La macchina organizzativa è già in moto e il conto alla rovescia è ufficialmente partito. La conferenza stampa di presentazione della 77ª Fiera Nazionale del Peperone di Carmagnola si è tenuta nella cornice d’eccezione del Museo Fondazione Accorsi-Ometto di Torino, dove istituzioni, enti organizzatori e direzione artistica si sono riuniti per svelare al pubblico le novità e gli obiettivi di questa nuova edizione. L’evento è in programma dal 28 agosto al 6 settembre 2026, dieci giorni densi di appuntamenti che promettono di richiamare visitatori da tutta Italia e non solo.
La Fiera si conferma, ancora una volta, come uno degli appuntamenti più significativi del calendario agroalimentare italiano, capace di mettere insieme produttori agricoli, chef, ristoratori, artisti e appassionati attorno a un prodotto che è diventato simbolo identitario di un intero territorio. Il Comune di Carmagnola guida il progetto come capofila, in stretta collaborazione con le associazioni locali, gli enti regionali e i partner istituzionali, in un esempio virtuoso di sinergia che raramente si vede in manifestazioni di questo tipo.
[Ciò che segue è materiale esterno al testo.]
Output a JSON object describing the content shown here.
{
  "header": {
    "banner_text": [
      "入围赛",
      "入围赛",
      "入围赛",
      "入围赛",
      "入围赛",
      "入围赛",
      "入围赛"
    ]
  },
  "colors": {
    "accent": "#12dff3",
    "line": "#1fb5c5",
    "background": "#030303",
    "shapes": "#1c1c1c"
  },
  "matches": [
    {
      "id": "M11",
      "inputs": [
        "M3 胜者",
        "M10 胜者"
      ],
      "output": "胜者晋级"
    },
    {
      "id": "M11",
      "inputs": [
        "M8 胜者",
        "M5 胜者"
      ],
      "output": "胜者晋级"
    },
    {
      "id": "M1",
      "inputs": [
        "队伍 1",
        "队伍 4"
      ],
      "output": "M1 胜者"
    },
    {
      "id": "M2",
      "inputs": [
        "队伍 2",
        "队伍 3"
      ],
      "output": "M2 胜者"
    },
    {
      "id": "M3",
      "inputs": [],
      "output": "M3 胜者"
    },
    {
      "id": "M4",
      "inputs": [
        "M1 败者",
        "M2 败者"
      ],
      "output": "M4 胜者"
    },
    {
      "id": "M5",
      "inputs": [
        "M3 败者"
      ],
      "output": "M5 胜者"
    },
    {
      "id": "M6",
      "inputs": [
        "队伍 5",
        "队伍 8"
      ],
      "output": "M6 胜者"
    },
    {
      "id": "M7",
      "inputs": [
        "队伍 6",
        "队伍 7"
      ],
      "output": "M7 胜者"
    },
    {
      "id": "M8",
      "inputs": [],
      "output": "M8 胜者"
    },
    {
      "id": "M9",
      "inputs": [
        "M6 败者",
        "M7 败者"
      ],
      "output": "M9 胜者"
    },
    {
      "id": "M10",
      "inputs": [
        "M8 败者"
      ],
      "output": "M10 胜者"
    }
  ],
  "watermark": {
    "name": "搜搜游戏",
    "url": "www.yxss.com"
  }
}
A fare il punto sulla portata strategica dell’evento è stato il presidente della Regione Piemonte Alberto Cirio, insieme agli assessori Paolo Bongioanni e Andrea Tronzano, che in una nota congiunta hanno sottolineato come la Fiera rappresenti oggi “un modello esemplare della capacità tutta piemontese di unire il racconto di un’eccellenza agroalimentare del territorio con il coinvolgimento a 360° del suo tessuto economico e sociale”. Un approccio, hanno aggiunto, del tutto contemporaneo, pensato per raggiungere pubblici di tutte le generazioni, con l’obiettivo di promuovere turisticamente ed economicamente un territorio ricco di storia, cultura e bellezza.
La 77ª edizione non si limita a celebrare il passato: guarda con decisione al futuro, cercando di costruire un ponte solido tra la tradizione contadina e le esigenze di un pubblico sempre più variegato e digitalmente connesso. Il programma prevede show-cooking, talk con ospiti del mondo dei media e influencer del web, installazioni artistiche, concerti e contest, a testimonianza di una formula che sa evolversi senza perdere la propria anima. “Un approccio del tutto contemporaneo”, come lo hanno definito dalla Regione, capace di parlare ai giovani senza dimenticare chi ha costruito questa tradizione nel tempo.
Sul fronte agricolo, le parole del presidente del Consorzio del Peperone di Carmagnola, Domenico Tuninetti, hanno portato un tocco di concretezza e di umanità alla conferenza stampa. Tuninetti ha raccontato una stagione produttiva che, nonostante le difficoltà — tra cui un tornado che ha devastato alcune serre — sta andando avanti con determinazione: “Noi continuiamo a produrre nonostante le difficoltà, e speriamo che i giovani domani possano sostituirci e che non si perda questa opportunità”. Parole che ricordano quanto dietro a ogni peperone ci sia un lavoro fatto di fatica, passione e resilienza, e quanto il cambiamento climatico stia diventando una sfida sempre più concreta per chi lavora la terra.
Tra le novità di questa edizione spicca anche la presenza della Fondazione Allegra Agnelli per la ricerca sul cancro di Candiolo come charity partner ufficiale, in un anno particolarmente significativo per l’istituzione, che celebra i suoi 40 anni di attività. “È un onore essere charity partner della fiera”, ha dichiarato Andrea Bettarelli, responsabile della comunicazione della Fondazione, sottolineando come questa partnership rappresenti un rinnovato impegno nella missione della Fondazione. Un segnale importante: la Fiera del Peperone non è solo festa e gastronomia, ma anche occasione per fare del bene e sensibilizzare su temi che toccano da vicino la comunità.